Intent-Based Testing for LLM Features
The right approach is intent-based testing: verifying that the output satisfies the intent of the input, rather than matching a specific string.
Does the chatbot response address the user's question? Is the information factually consistent with the knowledge base? Does the response stay within the defined scope (no hallucinated features, no information from other customers' data)? Is the response safe (no harmful content, no PII leakage)?
These are verifiable properties that don't require deterministic output matching.
TestSprite's testing engine supports intent-based assertions for LLM-powered features.

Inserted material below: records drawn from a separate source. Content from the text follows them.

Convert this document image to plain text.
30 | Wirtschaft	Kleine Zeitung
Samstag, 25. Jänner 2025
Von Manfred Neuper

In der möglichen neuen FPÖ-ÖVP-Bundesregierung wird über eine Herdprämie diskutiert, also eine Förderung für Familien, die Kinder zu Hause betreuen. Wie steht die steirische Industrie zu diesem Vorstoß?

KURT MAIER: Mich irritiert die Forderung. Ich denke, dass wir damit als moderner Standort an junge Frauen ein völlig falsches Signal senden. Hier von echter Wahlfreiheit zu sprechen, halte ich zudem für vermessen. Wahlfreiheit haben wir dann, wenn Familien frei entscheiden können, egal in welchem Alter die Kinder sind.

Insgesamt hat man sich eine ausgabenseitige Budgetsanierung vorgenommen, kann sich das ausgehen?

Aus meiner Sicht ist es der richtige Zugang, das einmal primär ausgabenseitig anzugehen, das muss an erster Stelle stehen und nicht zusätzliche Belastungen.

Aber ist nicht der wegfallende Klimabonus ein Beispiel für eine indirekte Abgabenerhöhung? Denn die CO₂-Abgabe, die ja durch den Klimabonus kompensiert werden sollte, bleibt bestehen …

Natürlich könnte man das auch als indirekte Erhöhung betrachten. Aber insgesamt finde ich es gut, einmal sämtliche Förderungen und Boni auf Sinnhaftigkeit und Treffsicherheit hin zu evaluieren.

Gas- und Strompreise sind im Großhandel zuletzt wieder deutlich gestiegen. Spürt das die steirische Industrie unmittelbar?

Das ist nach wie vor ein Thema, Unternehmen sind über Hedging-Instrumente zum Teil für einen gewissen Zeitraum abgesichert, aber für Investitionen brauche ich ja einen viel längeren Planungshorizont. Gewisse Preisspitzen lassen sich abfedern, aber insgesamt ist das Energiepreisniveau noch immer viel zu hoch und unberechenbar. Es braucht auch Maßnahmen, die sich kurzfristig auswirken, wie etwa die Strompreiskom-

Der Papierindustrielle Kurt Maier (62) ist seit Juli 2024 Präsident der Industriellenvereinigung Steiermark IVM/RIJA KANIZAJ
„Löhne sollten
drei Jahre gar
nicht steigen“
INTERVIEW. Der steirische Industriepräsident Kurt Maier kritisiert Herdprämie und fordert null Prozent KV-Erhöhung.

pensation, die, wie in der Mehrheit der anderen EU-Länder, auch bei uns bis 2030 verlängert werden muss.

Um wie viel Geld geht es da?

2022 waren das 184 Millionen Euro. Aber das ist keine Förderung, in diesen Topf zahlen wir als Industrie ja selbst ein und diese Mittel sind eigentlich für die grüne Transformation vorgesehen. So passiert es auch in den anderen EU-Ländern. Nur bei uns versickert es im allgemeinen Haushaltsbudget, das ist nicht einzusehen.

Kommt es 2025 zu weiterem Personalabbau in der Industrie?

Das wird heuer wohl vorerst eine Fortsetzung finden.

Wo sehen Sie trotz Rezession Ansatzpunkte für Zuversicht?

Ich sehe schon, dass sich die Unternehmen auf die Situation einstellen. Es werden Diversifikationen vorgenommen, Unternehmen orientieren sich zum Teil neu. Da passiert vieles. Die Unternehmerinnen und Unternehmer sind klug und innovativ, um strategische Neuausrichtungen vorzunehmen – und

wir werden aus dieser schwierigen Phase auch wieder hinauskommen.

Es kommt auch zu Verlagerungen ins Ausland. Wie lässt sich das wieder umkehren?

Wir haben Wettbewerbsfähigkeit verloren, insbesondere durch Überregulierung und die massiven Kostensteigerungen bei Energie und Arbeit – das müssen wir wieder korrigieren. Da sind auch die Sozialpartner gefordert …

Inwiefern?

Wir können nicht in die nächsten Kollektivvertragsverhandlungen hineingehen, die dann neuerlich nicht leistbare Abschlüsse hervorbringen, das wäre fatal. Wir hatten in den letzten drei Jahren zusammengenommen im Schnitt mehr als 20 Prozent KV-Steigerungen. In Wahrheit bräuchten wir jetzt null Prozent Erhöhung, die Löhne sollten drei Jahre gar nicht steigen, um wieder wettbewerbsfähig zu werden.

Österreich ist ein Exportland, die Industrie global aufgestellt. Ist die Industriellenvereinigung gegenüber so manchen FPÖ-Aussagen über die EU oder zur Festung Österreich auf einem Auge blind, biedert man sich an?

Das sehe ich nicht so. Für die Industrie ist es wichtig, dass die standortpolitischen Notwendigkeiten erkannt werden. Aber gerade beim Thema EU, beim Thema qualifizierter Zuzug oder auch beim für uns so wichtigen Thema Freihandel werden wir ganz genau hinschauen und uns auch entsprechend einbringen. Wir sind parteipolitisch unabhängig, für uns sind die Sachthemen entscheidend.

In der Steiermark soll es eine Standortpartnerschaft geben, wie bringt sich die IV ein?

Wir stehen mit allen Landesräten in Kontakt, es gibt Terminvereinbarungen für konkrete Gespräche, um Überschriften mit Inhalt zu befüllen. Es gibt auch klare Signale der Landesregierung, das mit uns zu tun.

Instead of checking for exact string matches, it verifies that the response is relevant to the query, consistent with the application's knowledge base, and within the expected behavioral boundaries.
For AI chatbots specifically, TestSprite can generate tests that verify: response relevance, hallucination detection (the response doesn't contain information that isn't in the knowledge base), scope adherence (the chatbot doesn't answer questions outside its domain), and safety boundaries (no harmful or inappropriate content).
Testing the Full Stack, Including the LLM
LLM features don't exist in isolation. The chatbot depends on a retrieval system, a prompt template, a response parser, and a rendering component. A bug in any of these layers produces a bad user experience, and the bug might not be in the LLM itself.
TestSprite tests the full stack: the UI component that captures the user's input, the API call that triggers the LLM, the retrieval system that provides context, the response processing that formats the output, and the rendering that displays it to the user. If any layer fails — the retrieval returns irrelevant documents, the prompt template is malformed, the parser truncates the response — the test catches it.
This full-stack approach is especially important for teams building LLM features with AI coding tools. The code that connects the UI to the LLM to the database is exactly the kind of integration code where AI-generated bugs hide.